Nilüfer Belediyesine defalarca uyarıda bulunulduğuna dikkat çekiliyor ve ‘215 izinsiz tanıtım elemanı arasında yer alan 16 led ekranı kaldırdık’ deniliyor.

Reklam amaçlı kullanılmayan, vatandaşı bilgilendirme amaçlı kullanılan panolar, estetik amaçlı kaldırılıyor olabilir, bunu kabul de edebiliriz, ama Erdem’in iddia ettiği gibi yan yana duran iki panodan Nilüfer Belediyesi’ne ait olan kaldırılırken, Bursa Büyükşehir Belediyesi’ne ait olan duruyorsa burada bir adaletsizlik vardır. Aynı alana Bursa Büyükşehir Belediyesi ekran koyabiliyorken Nilüfer Belediyesine ekran koyma izninin verilmemiş olmasında da bir adaletsizlik vardır.

Normalde Nilüfer Belediyesi AK Partili bir belediye olsaydı, iki belediye arasında reklam panosu, bilgilendirme ekranı gibi konuların lafı dahi olmazdı. Şimdi de olmamalı bence. Centilmenlik, empati bunu gerektirir.
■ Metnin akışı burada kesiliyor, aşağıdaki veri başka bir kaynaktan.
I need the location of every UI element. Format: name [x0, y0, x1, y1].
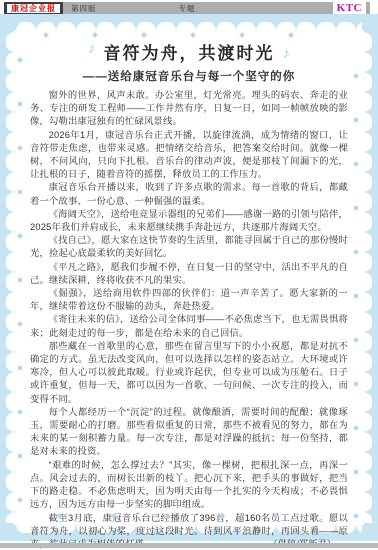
article-paragraph: 窗外的世界，风声未敢。办公室里，灯光常亮。埋头的码农、奔走的业务、专注的研发工程…	[30, 89, 348, 129]
article-paragraph: “艰难的时候，怎么撑过去？”其实，像一棵树，把根扎深一点，再深一点。风会过去的，…	[30, 459, 348, 512]
article-paragraph: 2026年1月，康冠音乐台正式开播，以旋律流淌，成为情绪的窗口，让音符带走焦虑，…	[30, 129, 348, 182]
footer-bar	[0, 543, 378, 548]
article-subtitle: ——送给康冠音乐台与每一个坚守的你	[30, 68, 348, 84]
masthead: 康冠企业报 第四版 专题 KTC	[4, 2, 370, 14]
music-note-icon: ♪	[283, 46, 291, 61]
article-paragraph: 康冠音乐台开播以来，收到了许多点歌的需求。每一首歌的背后，都藏着一个故事、一份心…	[30, 181, 348, 207]
article-paragraph: 《海阔天空》，送给电竞显示器组的兄弟们——感谢一路的引领与陪伴，2025年我们并…	[30, 208, 348, 234]
article-title: 音符为舟，共渡时光	[104, 39, 275, 64]
ktc-logo: KTC	[337, 2, 362, 14]
article-body: 窗外的世界，风声未敢。办公室里，灯光常亮。埋头的码农、奔走的业务、专注的研发工程…	[30, 89, 348, 550]
edition-label: 第四版	[71, 3, 97, 14]
article-title-row: ♪ 音符为舟，共渡时光 ♪	[30, 39, 348, 64]
paper-name-badge: 康冠企业报	[4, 2, 63, 14]
article-paragraph: 《倔强》，送给商用软件四部的伙伴们：道一声辛苦了。愿大家新的一年，继续带着这份不…	[30, 287, 348, 313]
article-content: ♪ 音符为舟，共渡时光 ♪ ——送给康冠音乐台与每一个坚守的你 窗外的世界，风声…	[14, 30, 364, 525]
ktc-logo-box: KTC	[333, 2, 366, 14]
music-note-icon: ♪	[88, 41, 96, 56]
article-paragraph: 《寄往未来的信》，送给公司全体同事——不必焦虑当下，也无需畏惧将来；此刻走过的每…	[30, 313, 348, 339]
section-label: 专题	[179, 3, 196, 14]
article-paragraph: 《平凡之路》，愿我们步履不停，在日复一日的坚守中，活出不平凡的自己。继续深耕，终…	[30, 261, 348, 287]
article-paragraph: 那些藏在一首歌里的心意，那些在留言里写下的小小祝愿，都是对抗不确定的方式。虽无法…	[30, 340, 348, 406]
newspaper-page: 康冠企业报 第四版 专题 KTC ♪ 音符为舟，共渡时光 ♪ ——送给康冠音乐台…	[0, 0, 378, 550]
article-paragraph: 《找自己》，愿大家在这快节奏的生活里，都能寻回属于自己的那份慢时光，捡起心底最柔…	[30, 234, 348, 260]
article-paragraph: 每个人都经历一个“沉淀”的过程。就像酿酒，需要时间的配酿；就像琢玉，需要耐心的打…	[30, 406, 348, 459]
article-card: ♪ 音符为舟，共渡时光 ♪ ——送给康冠音乐台与每一个坚守的你 窗外的世界，风声…	[14, 30, 364, 525]
paper-name: 康冠企业报	[11, 3, 56, 14]
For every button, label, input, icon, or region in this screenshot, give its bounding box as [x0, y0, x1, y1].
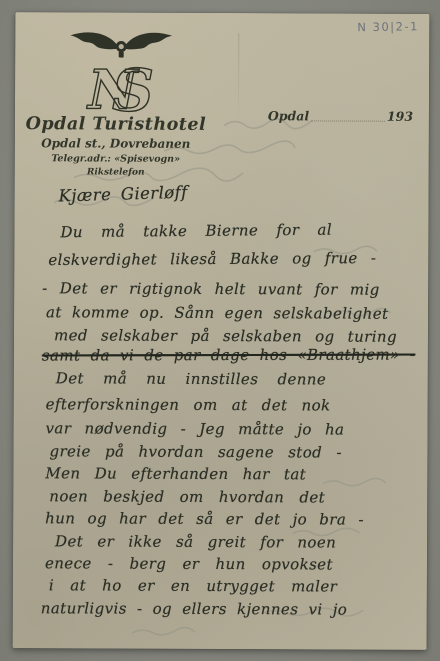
hotel-address: Opdal st., Dovrebanen: [20, 136, 212, 151]
letter-line: var nødvendig - Jeg måtte jo ha: [46, 419, 345, 438]
monogram-letter-s: S: [112, 57, 154, 119]
salutation: Kjære Gierløff: [58, 183, 188, 206]
ns-monogram-icon: N S: [86, 56, 162, 118]
telegram-address: Telegr.adr.: «Spisevogn»: [20, 153, 212, 165]
archive-catalog-note: N 30|2-1: [357, 19, 419, 34]
letter-line: enece - berg er hun opvokset: [45, 554, 333, 573]
date-place-label: Opdal: [268, 108, 309, 123]
letter-line: med selskaber på selskaben og turing: [54, 326, 397, 345]
scanned-letter-photo: { "archive": { "catalog_note": "N 30|2-1…: [0, 0, 440, 661]
letter-line: greie på hvordan sagene stod -: [49, 442, 341, 461]
phone-line: Rikstelefon: [20, 167, 212, 178]
date-line: Opdal 193: [15, 107, 429, 109]
date-fill-in-rule: [311, 120, 385, 121]
letter-line: naturligvis - og ellers kjennes vi jo: [41, 599, 347, 618]
letter-line: Du må takke Bierne for al: [60, 221, 332, 242]
letter-line: efterforskningen om at det nok: [46, 395, 331, 414]
letter-line: at komme op. Sånn egen selskabelighet: [46, 303, 388, 322]
letter-line: hun og har det så er det jo bra -: [45, 509, 364, 528]
letterhead: N S Opdal Turisthotel Opdal st., Dovreba…: [20, 12, 212, 13]
date-year-prefix: 193: [387, 109, 413, 124]
hotel-name: Opdal Turisthotel: [20, 114, 212, 135]
letter-line: Men Du efterhanden har tat: [45, 464, 306, 483]
letter-line: elskverdighet likeså Bakke og frue -: [48, 249, 376, 269]
paper-crease: [238, 33, 239, 123]
letter-paper: N 30|2-1 N S Opdal Turisthotel Opdal st.…: [13, 12, 430, 650]
letter-line: Det må nu innstilles denne: [56, 369, 326, 388]
letter-line: noen beskjed om hvordan det: [49, 487, 325, 506]
letter-line: - Det er rigtignok helt uvant for mig: [42, 279, 380, 298]
letter-line-struck-out: samt da vi de par dage hos «Braathjem» -: [42, 346, 415, 365]
letter-line: Det er ikke så greit for noen: [55, 532, 336, 551]
letter-line: i at ho er en utrygget maler: [49, 576, 337, 595]
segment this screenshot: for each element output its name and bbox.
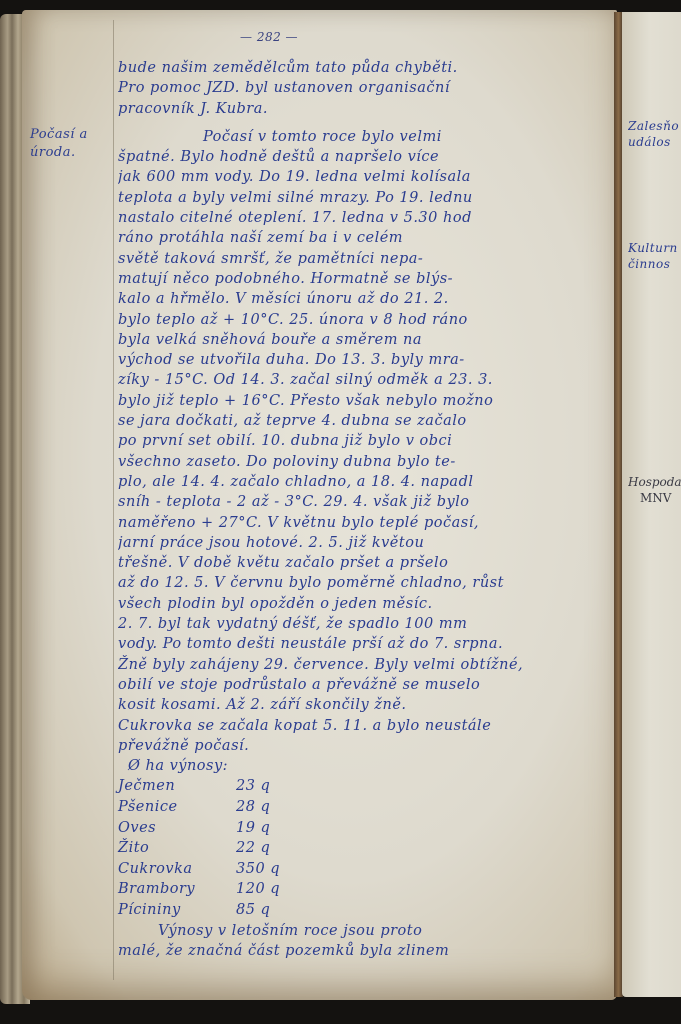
text-line: světě taková smršť, že pamětníci nepa- [118,249,608,269]
text-line: teplota a byly velmi silné mrazy. Po 19.… [118,188,608,208]
right-margin-note: Hospoda MNV [628,474,681,506]
margin-note-line: MNV [628,490,681,506]
yields-heading: Ø ha výnosy: [118,756,608,776]
crop-name: Ječmen [118,776,236,797]
text-line: ráno protáhla naší zemí ba i v celém [118,228,608,248]
text-line: malé, že značná část pozemků byla zlinem [118,941,608,961]
text-line: sníh - teplota - 2 až - 3°C. 29. 4. však… [118,492,608,512]
text-line: Pro pomoc JZD. byl ustanoven organisační [118,78,608,98]
text-line: všechno zaseto. Do poloviny dubna bylo t… [118,452,608,472]
crop-name: Pšenice [118,797,236,818]
text-line: Výnosy v letošním roce jsou proto [118,921,608,941]
margin-note-line: Hospoda [628,474,681,490]
text-line: bylo teplo až + 10°C. 25. února v 8 hod … [118,310,608,330]
yield-row: Pšenice 28 q [118,797,608,818]
text-line: se jara dočkati, až teprve 4. dubna se z… [118,411,608,431]
text-line: 2. 7. byl tak vydatný déšť, že spadlo 10… [118,614,608,634]
crop-yield: 28 q [236,797,296,818]
text-line: pracovník J. Kubra. [118,99,608,119]
margin-note-line: Zalesňo [628,118,681,134]
text-line: všech plodin byl opožděn o jeden měsíc. [118,594,608,614]
crop-name: Brambory [118,879,236,900]
text-line: Počasí v tomto roce bylo velmi [118,127,608,147]
crop-name: Žito [118,838,236,859]
margin-note-line: úroda. [30,144,110,162]
text-line: Žně byly zahájeny 29. července. Byly vel… [118,655,608,675]
chronicle-body: bude našim zemědělcům tato půda chyběti.… [118,58,608,961]
crop-yield: 120 q [236,879,296,900]
crop-yield: 19 q [236,818,296,839]
crop-yield: 22 q [236,838,296,859]
crop-name: Pícininy [118,900,236,921]
crop-name: Oves [118,818,236,839]
margin-note-line: činnos [628,256,681,272]
text-line: nastalo citelné oteplení. 17. ledna v 5.… [118,208,608,228]
margin-note-line: Kulturn [628,240,681,256]
yield-row: Brambory 120 q [118,879,608,900]
text-line: východ se utvořila duha. Do 13. 3. byly … [118,350,608,370]
text-line: jak 600 mm vody. Do 19. ledna velmi kolí… [118,167,608,187]
weather-paragraph: Počasí v tomto roce bylo velmi špatné. B… [118,127,608,756]
text-line: bude našim zemědělcům tato půda chyběti. [118,58,608,78]
margin-note-line: událos [628,134,681,150]
page-number: — 282 — [240,30,298,44]
text-line: Cukrovka se začala kopat 5. 11. a bylo n… [118,716,608,736]
text-line: vody. Po tomto dešti neustále prší až do… [118,634,608,654]
text-line: matují něco podobného. Hormatně se blýs- [118,269,608,289]
text-line: kosit kosami. Až 2. září skončily žně. [118,695,608,715]
text-line: až do 12. 5. V červnu bylo poměrně chlad… [118,573,608,593]
text-line: bylo již teplo + 16°C. Přesto však nebyl… [118,391,608,411]
text-line: zíky - 15°C. Od 14. 3. začal silný odměk… [118,370,608,390]
yield-row: Žito 22 q [118,838,608,859]
text-line: po první set obilí. 10. dubna již bylo v… [118,431,608,451]
text-line: špatné. Bylo hodně deštů a napršelo více [118,147,608,167]
text-line: jarní práce jsou hotové. 2. 5. již květo… [118,533,608,553]
yield-row: Ječmen 23 q [118,776,608,797]
yields-table: Ječmen 23 q Pšenice 28 q Oves 19 q Žito … [118,776,608,920]
yield-row: Cukrovka 350 q [118,859,608,880]
text-line: byla velká sněhová bouře a směrem na [118,330,608,350]
crop-yield: 23 q [236,776,296,797]
text-line: převážně počasí. [118,736,608,756]
crop-yield: 85 q [236,900,296,921]
text-line: třešně. V době květu začalo pršet a prše… [118,553,608,573]
yield-row: Pícininy 85 q [118,900,608,921]
crop-name: Cukrovka [118,859,236,880]
closing-paragraph: Výnosy v letošním roce jsou proto malé, … [118,921,608,962]
margin-rule [113,20,114,980]
text-line: naměřeno + 27°C. V květnu bylo teplé poč… [118,513,608,533]
text-line: plo, ale 14. 4. začalo chladno, a 18. 4.… [118,472,608,492]
intro-paragraph: bude našim zemědělcům tato půda chyběti.… [118,58,608,119]
text-line: kalo a hřmělo. V měsíci únoru až do 21. … [118,289,608,309]
margin-note-line: Počasí a [30,126,110,144]
right-margin-note: Zalesňo událos [628,118,681,150]
yield-row: Oves 19 q [118,818,608,839]
right-margin-note: Kulturn činnos [628,240,681,272]
left-margin-note: Počasí a úroda. [30,126,110,162]
crop-yield: 350 q [236,859,296,880]
text-line: obilí ve stoje podrůstalo a převážně se … [118,675,608,695]
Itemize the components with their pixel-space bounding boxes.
Çünkü Bursa Büyükşehir Belediyesi Başkanı sadece AK Parti’li belediyelerin hakim olduğu ilçelerin değil, tüm Bursa’nın Belediye Başkanıdır. Yıldırım’a, Osmangazi’ye, Karacabey’e nasıl empati ve muhabbetle yaklaşılıyorsa, Nilüfer’e ve Nilüfer’de yaşayanlara da aynı empatinin ve muhabbetin duyulması gerekmektedir.

Konu zaten pek çok açıdan davalık ve Nilüfer belediyesi hukuki yollardan hakkını aramaya devam edecek. Karar yüce Türk adaletinin olacak elbette.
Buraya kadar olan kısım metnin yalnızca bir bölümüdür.